On top of this, given how new the networks are, many operators are still getting roaming agreements in place. 2G and 3G networks have been long established so this has all been put in place.
More and more 4G LTE-M/NB-IoT enabled roaming SIM cards are becoming available as time progresses.
2. Network settings
While a SIM card may be able to roam to multiple countries and use networks in these locations, the specific mobile networks may require advanced or specific configuration in regards to what APN is set, and what LTE bands the devices connect on. This is hard to manage if each country requires a different set up, as then we cannot use the same set up to ensure connectivity is maintained in all countries.
In general, it is a good idea to set the APN explicitly in parameters for a roaming SIM - even if it can get online without doing so - 4G APN - How do I set the APN to connect to the network?

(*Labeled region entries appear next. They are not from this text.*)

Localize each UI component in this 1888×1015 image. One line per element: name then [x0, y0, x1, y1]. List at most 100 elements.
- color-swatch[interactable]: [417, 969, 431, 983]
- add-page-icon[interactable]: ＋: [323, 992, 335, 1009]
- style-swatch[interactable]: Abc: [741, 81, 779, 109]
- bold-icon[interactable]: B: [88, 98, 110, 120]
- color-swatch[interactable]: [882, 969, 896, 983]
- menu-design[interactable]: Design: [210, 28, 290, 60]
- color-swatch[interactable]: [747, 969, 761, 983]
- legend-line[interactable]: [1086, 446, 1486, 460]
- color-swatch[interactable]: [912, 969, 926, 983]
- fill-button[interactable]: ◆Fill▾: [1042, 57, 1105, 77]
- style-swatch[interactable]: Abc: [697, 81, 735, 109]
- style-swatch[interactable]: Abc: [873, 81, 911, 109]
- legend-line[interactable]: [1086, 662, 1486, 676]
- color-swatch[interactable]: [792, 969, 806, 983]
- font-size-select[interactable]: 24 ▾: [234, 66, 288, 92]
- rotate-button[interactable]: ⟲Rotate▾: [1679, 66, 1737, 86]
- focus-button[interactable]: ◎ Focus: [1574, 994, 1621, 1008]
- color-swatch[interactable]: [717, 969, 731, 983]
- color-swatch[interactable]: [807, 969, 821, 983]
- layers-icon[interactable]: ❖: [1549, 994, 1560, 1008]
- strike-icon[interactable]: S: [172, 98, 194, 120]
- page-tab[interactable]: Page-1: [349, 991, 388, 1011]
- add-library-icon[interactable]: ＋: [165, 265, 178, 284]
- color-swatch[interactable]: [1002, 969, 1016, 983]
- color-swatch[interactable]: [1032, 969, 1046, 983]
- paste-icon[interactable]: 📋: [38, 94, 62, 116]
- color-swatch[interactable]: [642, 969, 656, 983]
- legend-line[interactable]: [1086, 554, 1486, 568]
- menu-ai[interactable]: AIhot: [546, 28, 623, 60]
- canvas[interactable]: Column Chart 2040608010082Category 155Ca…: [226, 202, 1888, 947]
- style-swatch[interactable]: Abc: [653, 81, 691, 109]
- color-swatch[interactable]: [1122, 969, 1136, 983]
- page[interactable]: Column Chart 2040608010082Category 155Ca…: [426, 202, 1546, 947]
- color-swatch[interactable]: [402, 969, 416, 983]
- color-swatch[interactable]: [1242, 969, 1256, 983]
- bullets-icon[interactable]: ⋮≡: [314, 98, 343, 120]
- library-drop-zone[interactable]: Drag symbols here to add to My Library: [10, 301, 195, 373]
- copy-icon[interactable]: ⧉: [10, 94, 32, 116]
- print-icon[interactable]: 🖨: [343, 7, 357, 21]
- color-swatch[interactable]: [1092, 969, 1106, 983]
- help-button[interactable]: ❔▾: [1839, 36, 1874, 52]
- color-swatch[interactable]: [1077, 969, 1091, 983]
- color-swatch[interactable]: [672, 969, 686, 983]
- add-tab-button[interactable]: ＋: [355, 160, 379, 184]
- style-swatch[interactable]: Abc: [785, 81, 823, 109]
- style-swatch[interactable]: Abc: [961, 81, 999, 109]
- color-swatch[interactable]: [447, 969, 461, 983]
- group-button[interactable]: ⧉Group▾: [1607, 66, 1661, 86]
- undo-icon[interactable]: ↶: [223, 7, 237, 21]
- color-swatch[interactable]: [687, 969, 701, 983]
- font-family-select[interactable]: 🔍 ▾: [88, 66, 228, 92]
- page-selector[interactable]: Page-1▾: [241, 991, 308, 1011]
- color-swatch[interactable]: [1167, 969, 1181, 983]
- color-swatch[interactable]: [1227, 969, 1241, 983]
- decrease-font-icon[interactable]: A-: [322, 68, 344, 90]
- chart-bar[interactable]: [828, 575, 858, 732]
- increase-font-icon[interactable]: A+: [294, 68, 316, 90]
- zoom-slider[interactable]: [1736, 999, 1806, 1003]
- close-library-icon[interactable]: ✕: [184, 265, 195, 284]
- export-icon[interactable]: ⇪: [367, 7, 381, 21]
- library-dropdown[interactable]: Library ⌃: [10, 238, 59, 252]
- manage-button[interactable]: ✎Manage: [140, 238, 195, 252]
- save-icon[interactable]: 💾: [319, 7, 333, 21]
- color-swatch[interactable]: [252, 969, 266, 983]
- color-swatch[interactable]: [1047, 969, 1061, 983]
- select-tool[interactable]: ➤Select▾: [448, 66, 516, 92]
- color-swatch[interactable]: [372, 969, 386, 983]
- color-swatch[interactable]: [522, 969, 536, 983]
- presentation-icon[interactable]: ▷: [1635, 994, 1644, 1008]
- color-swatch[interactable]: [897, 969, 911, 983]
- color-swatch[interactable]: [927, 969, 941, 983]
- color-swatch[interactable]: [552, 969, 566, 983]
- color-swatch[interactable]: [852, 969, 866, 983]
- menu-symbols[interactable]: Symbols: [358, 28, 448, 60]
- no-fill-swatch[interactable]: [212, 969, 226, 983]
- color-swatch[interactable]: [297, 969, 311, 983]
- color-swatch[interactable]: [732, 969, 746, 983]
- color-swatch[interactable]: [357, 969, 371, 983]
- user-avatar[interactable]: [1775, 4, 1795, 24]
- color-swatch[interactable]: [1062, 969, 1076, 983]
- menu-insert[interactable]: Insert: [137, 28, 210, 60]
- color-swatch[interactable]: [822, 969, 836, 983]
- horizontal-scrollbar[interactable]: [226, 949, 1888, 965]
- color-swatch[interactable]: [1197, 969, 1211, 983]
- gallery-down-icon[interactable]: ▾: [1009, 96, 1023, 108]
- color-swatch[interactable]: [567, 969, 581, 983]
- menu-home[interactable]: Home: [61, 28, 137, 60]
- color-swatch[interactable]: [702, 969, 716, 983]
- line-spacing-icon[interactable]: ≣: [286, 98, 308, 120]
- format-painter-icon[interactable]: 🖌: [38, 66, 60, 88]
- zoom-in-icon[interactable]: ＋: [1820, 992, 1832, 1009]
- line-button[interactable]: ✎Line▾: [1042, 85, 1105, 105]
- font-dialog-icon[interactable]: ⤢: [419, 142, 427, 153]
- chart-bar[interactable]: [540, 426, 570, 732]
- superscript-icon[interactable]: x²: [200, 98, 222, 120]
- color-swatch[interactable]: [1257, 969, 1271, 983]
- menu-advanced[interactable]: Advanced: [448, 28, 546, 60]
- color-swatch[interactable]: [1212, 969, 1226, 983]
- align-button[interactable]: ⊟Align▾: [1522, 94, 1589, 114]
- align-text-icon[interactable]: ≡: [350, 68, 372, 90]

3. Roaming SIM Battery Life Impact.
Some roaming SIM cards trigger the device to regularly turn on it's modem, and scan for extended periods of time to search for a 'home' network. This is a setting set on the SIM, and can't be worked around/turned off via device parameters.
These scans significantly increase battery drain. With some worst-case examples using approximately 10% of device battery per month, just on the SIM-controlled network scanning. Some SIM cards are better 'behaved' than others and do not cause excessive battery drain.
See Roaming SIM Cards - Battery Life Impact for details including results of SIM cards we have tested.
So what's the bottom line?
- If roaming on 4G is required, you must ensure there is a 4G network available in all countries the device may end up.
- Avoid roaming SIM cards which cause excessive device battery drain.